UberX riders in Ottawa, Hamilton, Kitchener-Waterloo and Quebec City can expect to see lower prices this year. (Getty Images)
David Ramos via Getty Images
UberX riders in Ottawa, Hamilton, Kitchener-Waterloo and Quebec City can expect to see lower prices this year. (Getty Images)

After facing yet another controversy about its practice of “surge pricing,” which saw some riders pay hundreds for a New Year's Eve ride home, Uber has announced it will be lowering prices in more than 100 U.S. and Canadian cities.

UberX riders in Ottawa, Hamilton, Kitchener-Waterloo and Quebec City can expect to see lower prices this year, an Uber spokesperson told HuffPost Canada.

Some of Uber’s larger markets in Canada, such as Toronto and Montreal, will not see any price cuts.

Taxi drivers protest against Uber in front of Toronto City Hall, causing traffic standstills, Dec. 9, 2015. (Canadian Press photo)

The ride service hasn’t specified the size of the price cuts, noting on its blog that pricing “is a science” and “every city is different.”

But according to Recode, prices in the San Francisco Bay Area will drop by 10 per cent to 20 per cent for UberX, and by up to 40 per cent for the premium UberXL service.

Uber has expanded to include some 40 communities in Ontario, including Greater Toronto as well as Hamilton, Kingston, the Niagara region, Ottawa and Windsor.

Outside of Ontario, it operates in Edmonton, Halifax, Montreal (including Longueuil and Laval) and Quebec City.

The company says on its blog it’s cutting prices because of a “winter slump” in ridership.
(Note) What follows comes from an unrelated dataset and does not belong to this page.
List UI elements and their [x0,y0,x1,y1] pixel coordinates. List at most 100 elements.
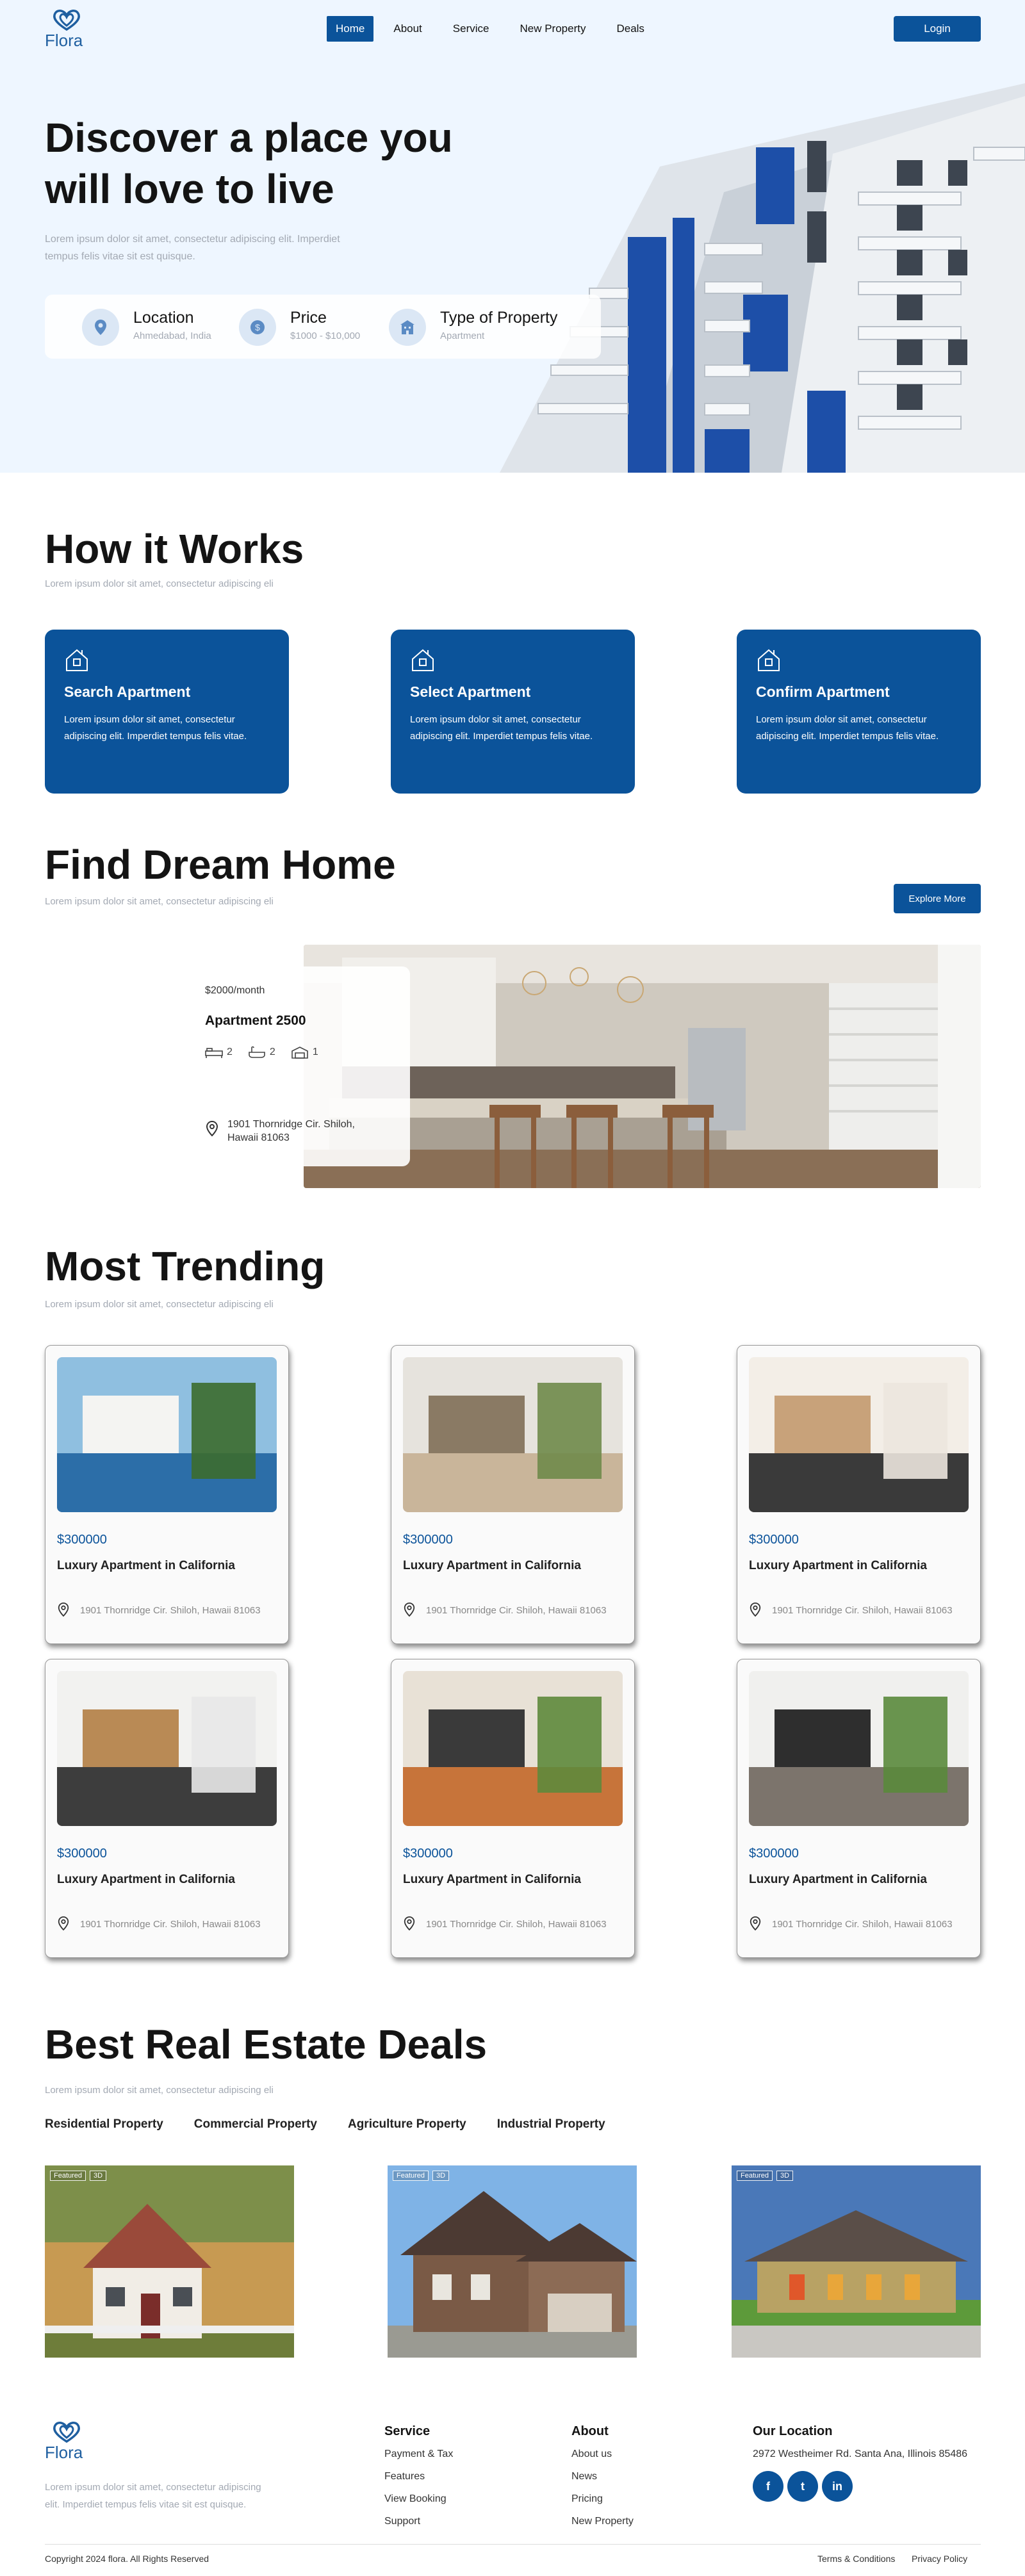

It has started off previous years with price cuts, and for some cities, this will be third year in a row prices have been lowered, Uber says.

But the company says the lower prices only make sense if ridership picks up as it hopes.

“If drivers aren’t busier, prices will go back up again,” the Uber blog states.

In Charlotte, N.C., lat year, the company scaled back a 40-per-cent price cut to 29 per cent, “and earnings for drivers grew by nearly 20 percent in 2015.”

In Seattle last year the company rolled back its price cut entirely “when it became obvious that prices were already low enough.”

UberPool Could Take ‘Thousands Of Cars Off The Roads’

Uber has also announced its UberPool carpooling service will launch in Toronto this week.

The service allows multiple Uber users to share cars when they are travelling in the same direction at the same time.

The new service costs 30 per cent less than the regular UberX ride service, and the lower price will apply even if you ride alone, the company says.

Uber Canada’s general manager, Ian Black, told the Toronto Star last year the company felt the city was “perfect” for the UberPool service, mainly because of its heavy traffic congestion.

“At full adoption, it can take hundreds of thousands of cars off the road,” Black said.